Jakarta, Poroskeadilan.com — Ketua Umum Asosiasi Pedagang Kaki Lima Indonesia Perjuangan (APKLI-P), dr. Ali Mahsun ATMO, M. Biomed., menyatakan dukungan penuh terhadap rencana revisi Peraturan Pemerintah (PP) Nomor 55 Tahun 2022 (yang merevisi PP 23/2018 tentang PPh Final UMKM). Revisi ini khususnya terkait ketentuan Pajak Penghasilan (PPh) Final 0,5% bagi Usaha Mikro, Kecil, dan Menengah (UMKM) dengan omset Rp500 juta hingga Rp4,8 miliar. Rabu, 19 November 2025

​Dukungan tersebut dilatarbelakangi oleh temuan Direktorat Jenderal Pajak (DJP) atas praktek tax planning PPh 0,5% UMKM, seperti menahan atau menyembunyikan omset serta memecah usaha. Menurut dr. Ali Mahsun, praktek buruk yang sudah berlangsung puluhan tahun ini telah dibiarkan, dan merupakan bagian dari tabiat buruk pengusaha besar yang pada akhirnya merugikan UMKM.

​Tiga Dampak Buruk Tax Planning PPh 0,5% UMKM

​Dokter ahli kekebalan tubuh ini lebih lanjut menegaskan bahwa praktek tax planning PPh 0,5% UMKM harus ditindak tegas karena menimbulkan tiga dampak buruk:

  1. ​Kerugian Negara yang Sangat Besar: Negara kehilangan potensi penerimaan pajak dalam jumlah masif, yaitu sebesar 10,5-11% PPh yang seharusnya dibayarkan. Hal ini secara signifikan menurunkan pendapatan pajak Indonesia.
  2. ​Merusak Citra dan Mengorbankan UMKM: Praktik tersebut mencoreng citra UMKM dan menempatkan mereka sebagai korban.
  3. ​Sarat Kongkalingkong: Praktek ini dinilai sarat dengan kolusi (kongkalingkong) antara pengusaha besar dan oknum aparat pajak.

​”Untuk itu, praktek tax planning harus dibasmi dan ditindak tegas,” tandas dr.
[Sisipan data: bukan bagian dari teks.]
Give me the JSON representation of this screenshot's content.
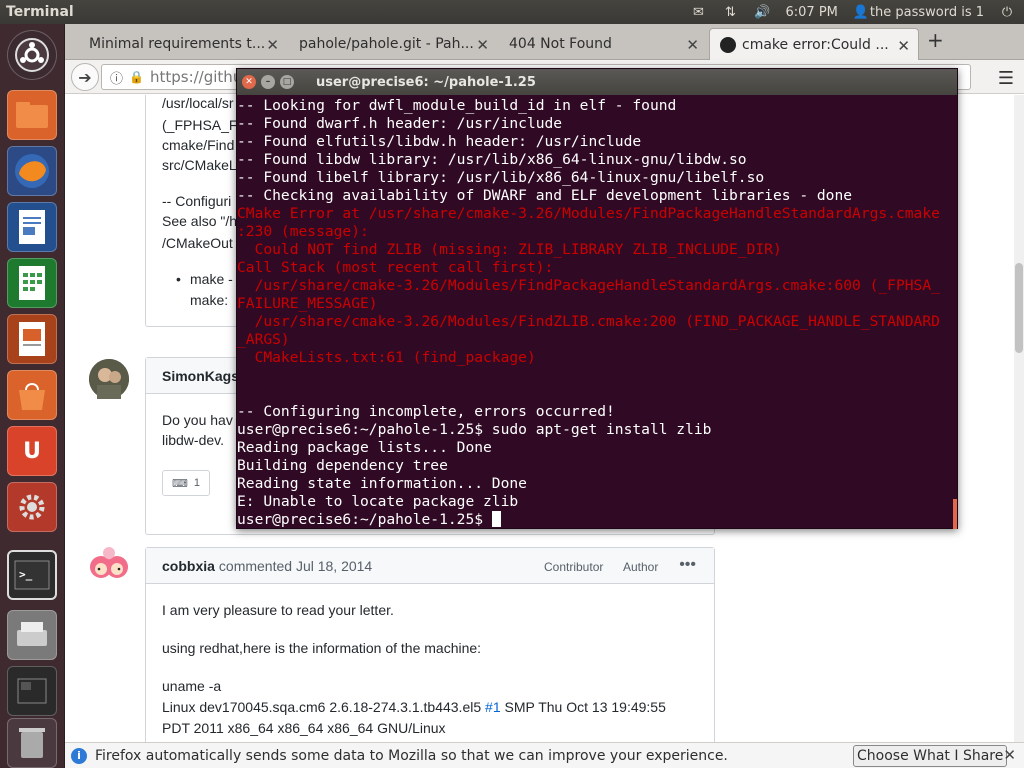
{
  "top_panel": {
    "app_title": "Terminal",
    "time": "6:07 PM",
    "user": "the password is 1",
    "icons": [
      "mail-icon",
      "network-icon",
      "volume-icon",
      "user-icon",
      "power-icon"
    ]
  },
  "launcher": {
    "items": [
      "dash-icon",
      "files-icon",
      "firefox-icon",
      "writer-icon",
      "calc-icon",
      "impress-icon",
      "software-center-icon",
      "ubuntu-one-icon",
      "settings-icon",
      "terminal-icon",
      "scanner-icon",
      "workspaces-icon",
      "trash-icon"
    ]
  },
  "browser": {
    "tabs": [
      {
        "label": "Minimal requirements t..."
      },
      {
        "label": "pahole/pahole.git - Pah..."
      },
      {
        "label": "404 Not Found"
      },
      {
        "label": "cmake error:Could ..."
      }
    ],
    "url": "https://githu",
    "notification": {
      "text": "Firefox automatically sends some data to Mozilla so that we can improve your experience.",
      "button": "Choose What I Share"
    }
  },
  "page": {
    "box1_lines": [
      "/usr/local/sr",
      "(_FPHSA_F",
      "cmake/Find",
      "src/CMakeL",
      "-- Configuri",
      "See also \"/h",
      "/CMakeOut",
      "make -",
      "make: "
    ],
    "comment2": {
      "author": "SimonKags",
      "body_line1": "Do you hav",
      "body_line2": "libdw-dev.",
      "reaction_count": "1"
    },
    "comment3": {
      "author": "cobbxia",
      "meta": "commented Jul 18, 2014",
      "label_contributor": "Contributor",
      "label_author": "Author",
      "para1": "I am very pleasure to read your letter.",
      "para2": "using redhat,here is the information of the machine:",
      "para3": "uname -a",
      "para4_pre": "Linux dev170045.sqa.cm6 2.6.18-274.3.1.tb443.el5 ",
      "para4_link": "#1",
      "para4_post": " SMP Thu Oct 13 19:49:55",
      "para5": "PDT 2011 x86_64 x86_64 x86_64 GNU/Linux"
    }
  },
  "terminal": {
    "title": "user@precise6: ~/pahole-1.25",
    "lines": [
      {
        "text": "-- Looking for dwfl_module_build_id in elf - found",
        "err": false
      },
      {
        "text": "-- Found dwarf.h header: /usr/include",
        "err": false
      },
      {
        "text": "-- Found elfutils/libdw.h header: /usr/include",
        "err": false
      },
      {
        "text": "-- Found libdw library: /usr/lib/x86_64-linux-gnu/libdw.so",
        "err": false
      },
      {
        "text": "-- Found libelf library: /usr/lib/x86_64-linux-gnu/libelf.so",
        "err": false
      },
      {
        "text": "-- Checking availability of DWARF and ELF development libraries - done",
        "err": false
      },
      {
        "text": "CMake Error at /usr/share/cmake-3.26/Modules/FindPackageHandleStandardArgs.cmake",
        "err": true
      },
      {
        "text": ":230 (message):",
        "err": true
      },
      {
        "text": "  Could NOT find ZLIB (missing: ZLIB_LIBRARY ZLIB_INCLUDE_DIR)",
        "err": true
      },
      {
        "text": "Call Stack (most recent call first):",
        "err": true
      },
      {
        "text": "  /usr/share/cmake-3.26/Modules/FindPackageHandleStandardArgs.cmake:600 (_FPHSA_",
        "err": true
      },
      {
        "text": "FAILURE_MESSAGE)",
        "err": true
      },
      {
        "text": "  /usr/share/cmake-3.26/Modules/FindZLIB.cmake:200 (FIND_PACKAGE_HANDLE_STANDARD",
        "err": true
      },
      {
        "text": "_ARGS)",
        "err": true
      },
      {
        "text": "  CMakeLists.txt:61 (find_package)",
        "err": true
      },
      {
        "text": "",
        "err": false
      },
      {
        "text": "",
        "err": false
      },
      {
        "text": "-- Configuring incomplete, errors occurred!",
        "err": false
      },
      {
        "text": "user@precise6:~/pahole-1.25$ sudo apt-get install zlib",
        "err": false
      },
      {
        "text": "Reading package lists... Done",
        "err": false
      },
      {
        "text": "Building dependency tree",
        "err": false
      },
      {
        "text": "Reading state information... Done",
        "err": false
      },
      {
        "text": "E: Unable to locate package zlib",
        "err": false
      }
    ],
    "prompt": "user@precise6:~/pahole-1.25$ "
  },
  "colors": {
    "terminal_bg": "#300a24",
    "error_red": "#cc0000",
    "launcher_bg": "#3f2a30",
    "ubuntu_orange": "#e95420"
  }
}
Ali Mahsun.

​Tuntutan Revisi PP 7/2021 untuk Melindungi UMKM

​Selain mendukung revisi PP PPh Final UMKM, Ali Mahsun ATMO juga menyoroti penggunaan PP Nomor 7 Tahun 2021 (yang mengatur perubahan skala UMKM dari UU 20/2008) oleh pemilik modal besar.

​Aturan ini, khususnya terkait batas omset usaha mikro hingga Rp2,5 miliar dan usaha kecil hingga Rp15 miliar, dinilai memperkecil kesempatan UMKM berdasarkan UU 20/2008 untuk maju dan naik kelas. Dampak terburuknya, rakyat hanya dijadikan buruh UMKM atau bahkan hanya nomini (atas nama) belaka.

​”Di berbagai kesempatan, kami juga menuntut pemerintah segera merevisi PP 7/2021 agar UMKM tidak dikuasai pemilik modal besar,” pungkas Pembantu Rektor Undar Jombang periode 2010-2012 ini.